Wednesday, 29 September 2021

Housing For All - a New Housing Plan for Ireland: Statements

 

10:30 am

Photo of Fintan WarfieldFintan Warfield (Sinn Fein) | Oireachtas source

I propose to share time with Senator Boylan.

This plan was an opportunity to move on from the failed policies of Rebuilding Ireland and to introduce a radical new plan for housing. Instead, this is a plan that is wedded to the status quo. It is lined with figures that are disingenuous and projections that are meaningless. It is disingenuous to claim that €4 billion will be spent annually by the Government. This is a fiction because the real figure is €2.5 billion of voted capital expenditure.

The Minister, Deputy Darragh O'Brien, says that this cannot be solved overnight. I should say that promises of housing delivery in a decade will do nothing for struggling renters, those desperate to buy and those waiting on housing waiting lists. It is clear that there will be little, if any, increase in direct capital investment in social and affordable homes between now and 2025 above what is already in the pipeline. This means that rents and house prices will continue to rise and that supply will lag behind.

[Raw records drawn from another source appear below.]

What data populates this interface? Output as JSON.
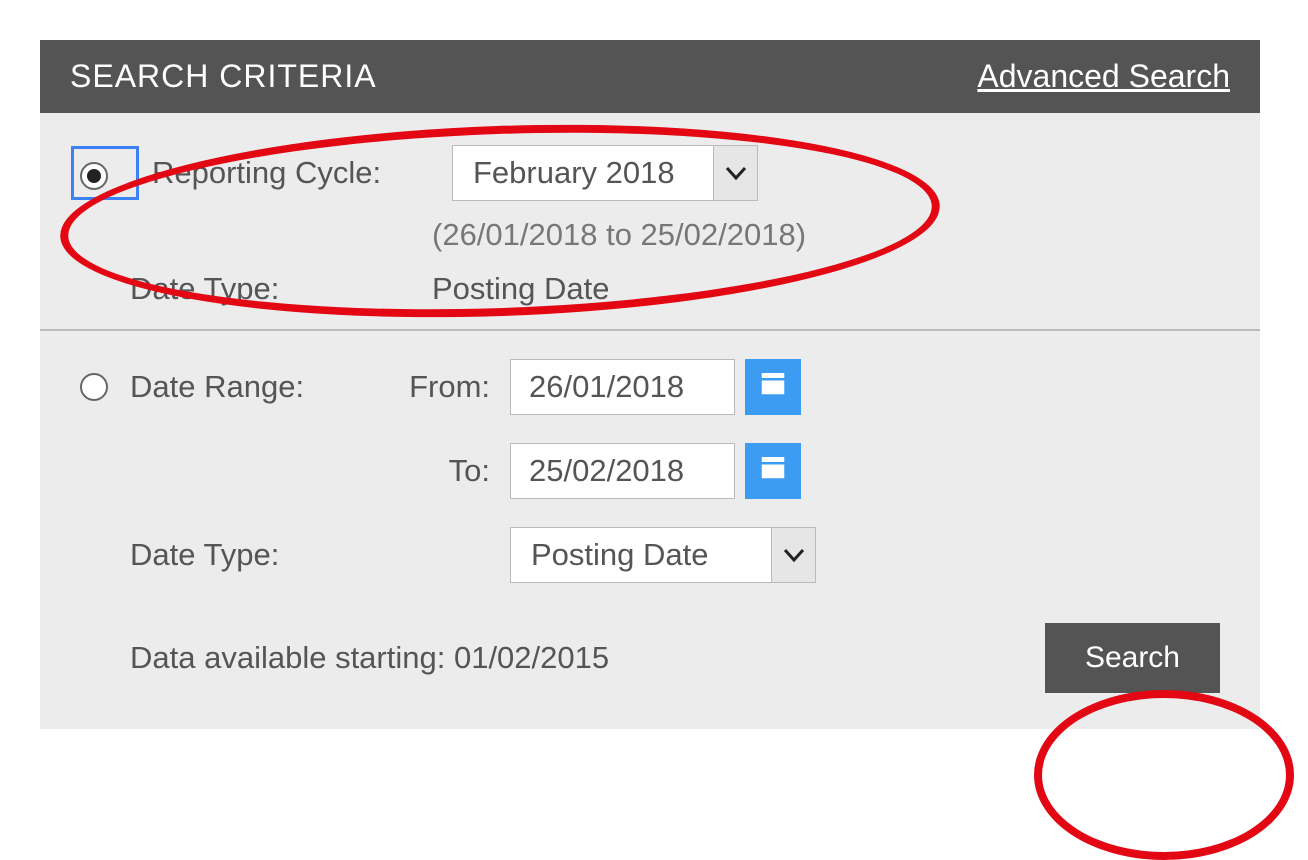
{
  "header": {
    "title": "SEARCH CRITERIA",
    "advanced_link": "Advanced Search"
  },
  "reportingCycle": {
    "radio_selected": true,
    "label": "Reporting Cycle:",
    "select_value": "February 2018",
    "range_hint": "(26/01/2018 to 25/02/2018)",
    "date_type_label": "Date Type:",
    "date_type_value": "Posting Date"
  },
  "dateRange": {
    "radio_selected": false,
    "label": "Date Range:",
    "from_label": "From:",
    "from_value": "26/01/2018",
    "to_label": "To:",
    "to_value": "25/02/2018",
    "date_type_label": "Date Type:",
    "date_type_select": "Posting Date"
  },
  "footer": {
    "data_available": "Data available starting: 01/02/2015",
    "search_button": "Search"
  }
}
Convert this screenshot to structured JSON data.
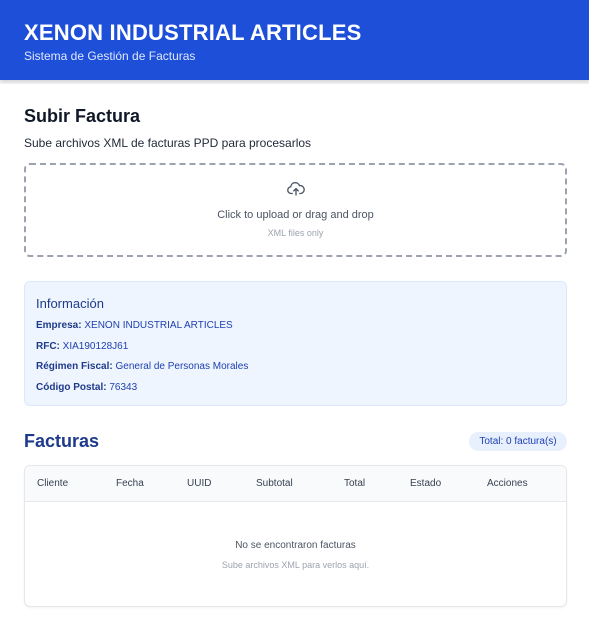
{
  "header": {
    "title": "XENON INDUSTRIAL ARTICLES",
    "subtitle": "Sistema de Gestión de Facturas",
    "color": "#1d4fd8"
  },
  "upload": {
    "title": "Subir Factura",
    "description": "Sube archivos XML de facturas PPD para procesarlos",
    "dropzone_label": "Click to upload or drag and drop",
    "dropzone_hint": "XML files only",
    "icon": "cloud-upload-icon"
  },
  "info": {
    "title": "Información",
    "rows": [
      {
        "label": "Empresa:",
        "value": "XENON INDUSTRIAL ARTICLES"
      },
      {
        "label": "RFC:",
        "value": "XIA190128J61"
      },
      {
        "label": "Régimen Fiscal:",
        "value": "General de Personas Morales"
      },
      {
        "label": "Código Postal:",
        "value": "76343"
      }
    ]
  },
  "facturas": {
    "title": "Facturas",
    "total_badge": "Total: 0 factura(s)",
    "columns": [
      "Cliente",
      "Fecha",
      "UUID",
      "Subtotal",
      "Total",
      "Estado",
      "Acciones"
    ],
    "empty_title": "No se encontraron facturas",
    "empty_subtitle": "Sube archivos XML para verlos aquí."
  }
}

I want to focus in the few minutes that I have on those struggling to rent at the moment. A quarter of Dublin's population are renters. For them, this policy will be a massive disappointment. There is no commitment to ban rent increases. Frankly, it is incredible that one year into a Government term a policy could be published that includes nothing to ban rent increases and that it would talk about tenancies of indefinite duration - something that tenants are crying out for - when we know that this Government will not change the law when it comes to stopping evictions on the grounds of sale of property or use by a family member, both of which amount to 70% of all notices to quit. The test of whether renters will be protected by this Government is whether rent increases are banned, whether renters are given a tax break to the tune of one month's rent put back in their pockets because, God knows, real estate investment trusts get enough of a tax break as it is, and whether we remove section 34 grounds, as I mentioned, on use of property by a family member, the sale of property or the renovation of the property, that would ensure tenancies of indefinite duration.

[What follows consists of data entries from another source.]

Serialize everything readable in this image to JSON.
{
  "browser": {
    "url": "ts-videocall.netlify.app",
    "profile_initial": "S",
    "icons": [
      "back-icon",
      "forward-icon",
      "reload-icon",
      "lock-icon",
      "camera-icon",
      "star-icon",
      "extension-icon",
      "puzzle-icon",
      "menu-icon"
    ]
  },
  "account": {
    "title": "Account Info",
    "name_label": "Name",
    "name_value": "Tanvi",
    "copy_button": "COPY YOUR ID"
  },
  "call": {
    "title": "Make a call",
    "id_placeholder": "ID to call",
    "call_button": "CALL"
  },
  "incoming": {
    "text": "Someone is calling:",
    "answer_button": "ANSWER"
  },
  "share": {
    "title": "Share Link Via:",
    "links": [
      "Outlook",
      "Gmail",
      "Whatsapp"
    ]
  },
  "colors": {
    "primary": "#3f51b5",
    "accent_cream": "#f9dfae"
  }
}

There is nothing here for renters because other interests win out, and no ideas on the part of the Government, only more of the same that created this mess in the first place. We need to ban rent increases for three years and reduce rents with a tax credit that puts one month's rent back in the pocket of every renter in the State, we need stronger legal protections to prevent renters being evicted into homelessness and we also need a date for the referendum to enshrine the right to housing in the Constitution. We need this referendum in 2022.

It is incredible that a plan could be published that fails to give certainty to tenants who are paying, in Dublin, the fifth highest rents in Europe, after London, Zurich, Geneva, and Moscow.

Deputy Darragh O'Brien expects us to believe that the same policies that have got us into this crisis will solve this crisis. The policies that rely on the private market have us where we are today. They will not solve the problems that we face.